“We wanted to create a digital-first newsroom that is fast, agile, and reader-centric,” said Frank Aigbogun, CEO and publisher at Business Day Nigeria. Aigbogun spoke at the INMA Africa Media Summit about how Business Day Nigeria has changed its newsroom into a data-driven newsroom that is capable of making a connection with its reader.

“In order to migrate from ad revenue to reader revenue we needed to create the connection between our journalism and the financial/commercial sustainability of the business and we needed to make our journalists understand that this was for a purpose and to improve the quality of their journalism practice and to ensure that we did that in a sustainable environment,” he said.
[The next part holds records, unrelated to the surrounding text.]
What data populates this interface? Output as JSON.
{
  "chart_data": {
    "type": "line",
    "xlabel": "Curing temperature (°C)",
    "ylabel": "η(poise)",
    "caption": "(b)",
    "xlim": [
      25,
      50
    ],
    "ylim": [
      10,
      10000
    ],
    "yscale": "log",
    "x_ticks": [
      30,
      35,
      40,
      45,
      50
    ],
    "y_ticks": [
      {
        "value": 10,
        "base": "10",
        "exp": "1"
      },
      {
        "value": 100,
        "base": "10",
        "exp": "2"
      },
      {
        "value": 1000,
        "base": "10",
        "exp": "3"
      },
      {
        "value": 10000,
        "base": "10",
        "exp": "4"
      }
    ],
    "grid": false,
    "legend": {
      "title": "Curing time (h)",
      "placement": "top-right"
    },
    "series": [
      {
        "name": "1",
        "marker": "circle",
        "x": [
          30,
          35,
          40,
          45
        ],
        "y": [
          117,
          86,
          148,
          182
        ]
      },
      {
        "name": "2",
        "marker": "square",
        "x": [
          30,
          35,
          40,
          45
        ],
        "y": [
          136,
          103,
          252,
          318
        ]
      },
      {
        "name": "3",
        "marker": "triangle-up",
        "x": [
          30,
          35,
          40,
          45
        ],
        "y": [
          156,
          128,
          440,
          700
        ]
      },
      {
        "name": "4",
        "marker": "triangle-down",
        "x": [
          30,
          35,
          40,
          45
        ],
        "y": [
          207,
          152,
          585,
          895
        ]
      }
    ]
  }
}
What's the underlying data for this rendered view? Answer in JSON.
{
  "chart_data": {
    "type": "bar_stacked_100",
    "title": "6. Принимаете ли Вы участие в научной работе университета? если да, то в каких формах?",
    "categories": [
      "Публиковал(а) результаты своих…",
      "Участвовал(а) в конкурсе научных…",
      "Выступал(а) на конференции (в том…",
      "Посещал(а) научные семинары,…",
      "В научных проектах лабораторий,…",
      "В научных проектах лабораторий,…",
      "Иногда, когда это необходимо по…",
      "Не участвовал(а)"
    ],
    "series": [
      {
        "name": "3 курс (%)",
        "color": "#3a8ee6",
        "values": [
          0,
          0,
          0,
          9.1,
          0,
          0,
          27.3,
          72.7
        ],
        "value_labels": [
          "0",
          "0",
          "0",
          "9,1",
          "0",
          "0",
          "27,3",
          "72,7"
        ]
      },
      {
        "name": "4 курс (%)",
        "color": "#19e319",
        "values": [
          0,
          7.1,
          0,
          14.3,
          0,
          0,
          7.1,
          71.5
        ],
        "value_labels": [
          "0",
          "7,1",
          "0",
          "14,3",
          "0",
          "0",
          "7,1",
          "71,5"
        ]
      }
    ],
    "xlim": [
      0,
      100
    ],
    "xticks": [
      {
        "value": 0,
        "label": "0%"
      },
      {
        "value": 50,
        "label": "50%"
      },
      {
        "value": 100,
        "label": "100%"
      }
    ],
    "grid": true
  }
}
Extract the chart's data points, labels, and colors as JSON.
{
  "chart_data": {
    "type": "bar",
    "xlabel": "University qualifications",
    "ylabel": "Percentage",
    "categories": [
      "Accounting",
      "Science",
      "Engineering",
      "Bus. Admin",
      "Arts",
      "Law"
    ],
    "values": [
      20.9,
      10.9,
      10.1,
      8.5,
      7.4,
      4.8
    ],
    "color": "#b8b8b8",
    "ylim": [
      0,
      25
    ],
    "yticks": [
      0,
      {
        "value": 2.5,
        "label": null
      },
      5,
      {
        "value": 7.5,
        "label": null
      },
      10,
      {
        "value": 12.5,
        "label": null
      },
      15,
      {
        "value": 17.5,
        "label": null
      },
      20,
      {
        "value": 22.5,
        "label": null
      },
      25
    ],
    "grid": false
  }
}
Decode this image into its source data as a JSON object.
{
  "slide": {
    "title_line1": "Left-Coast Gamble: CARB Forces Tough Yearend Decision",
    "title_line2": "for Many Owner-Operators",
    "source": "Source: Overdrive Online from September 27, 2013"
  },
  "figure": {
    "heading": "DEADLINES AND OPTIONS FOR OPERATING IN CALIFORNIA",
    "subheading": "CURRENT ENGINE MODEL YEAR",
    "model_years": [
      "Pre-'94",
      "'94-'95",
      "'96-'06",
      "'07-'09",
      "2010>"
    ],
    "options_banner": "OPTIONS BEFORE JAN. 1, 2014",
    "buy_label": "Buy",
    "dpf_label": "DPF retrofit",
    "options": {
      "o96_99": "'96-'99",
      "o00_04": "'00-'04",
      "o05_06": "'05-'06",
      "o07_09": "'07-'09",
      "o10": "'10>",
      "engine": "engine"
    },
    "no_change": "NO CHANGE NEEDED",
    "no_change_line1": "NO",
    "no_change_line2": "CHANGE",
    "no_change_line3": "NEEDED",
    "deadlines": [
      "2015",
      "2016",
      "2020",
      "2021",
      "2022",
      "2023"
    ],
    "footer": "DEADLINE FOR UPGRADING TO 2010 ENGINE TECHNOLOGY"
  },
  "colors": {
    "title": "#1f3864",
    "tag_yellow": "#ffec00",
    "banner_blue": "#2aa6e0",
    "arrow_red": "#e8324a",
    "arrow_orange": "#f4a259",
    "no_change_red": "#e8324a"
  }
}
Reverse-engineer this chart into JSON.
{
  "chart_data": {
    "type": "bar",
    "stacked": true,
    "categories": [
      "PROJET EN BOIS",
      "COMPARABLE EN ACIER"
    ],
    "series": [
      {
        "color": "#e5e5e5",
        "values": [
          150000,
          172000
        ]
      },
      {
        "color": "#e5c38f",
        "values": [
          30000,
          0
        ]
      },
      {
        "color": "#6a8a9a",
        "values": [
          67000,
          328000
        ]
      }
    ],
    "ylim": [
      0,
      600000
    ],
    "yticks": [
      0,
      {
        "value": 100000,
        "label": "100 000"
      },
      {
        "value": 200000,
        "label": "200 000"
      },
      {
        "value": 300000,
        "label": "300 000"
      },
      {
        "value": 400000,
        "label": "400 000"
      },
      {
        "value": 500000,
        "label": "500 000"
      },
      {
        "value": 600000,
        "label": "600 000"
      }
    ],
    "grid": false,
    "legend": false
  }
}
Aigbogun said that in order to drive that change in mindset amongst the journalists they first needed to understand the audience that they were serving. According to Aigbodgun, the audience in Nigeria is primarily young –  71% of the population in Nigeria is under 30 years old and most of them are online with an 87% mobile phone penetration and 99-million Nigerians are internet users (highest number of users in Africa and 10th in the world).

How did Business Day Nigeria do it? 
  • It created an agile team
  • It shifted from old deadlines to 24-hour-news cycle (produce 25-35 stories per day)
  • It focuses on data-driven storytelling
  • Incentivisation (drive improvement in stories through an available fund for reporters to bid/sell their story projects and those who win are given money to fund their stories)
  • Awards are given to the best stories
  • Continuous experimentation (it tends to shake up the newsroom)
  • Creating content for a paying audience
  • Developing multimedia skills (teams that can produce podcasts, and videos)
  • Encouraging collaboration amongst other newsrooms/outlets

Aigbogun said that as they are serving a paying audience, it became important for the journalists to ask themselves, “is anyone reading my story, and if people are reading my story how many are reading it and finally is anyone going to pay for my story.” He admitted that the change was not easy and it came with its challenges and required continuous experimentation, with some journalists struggling to adapt to the new environment and were subsequently encouraged to leave the organisation. “We brought in young people who were not stuck in the old way of doing things which led to the creation of the graduate training programme,” said Aigbogun.

“We have seen significant transformation in our newsroom, adoption of technology and new practices. It is all about telling stories better and about telling better stories,” said Aigbogun.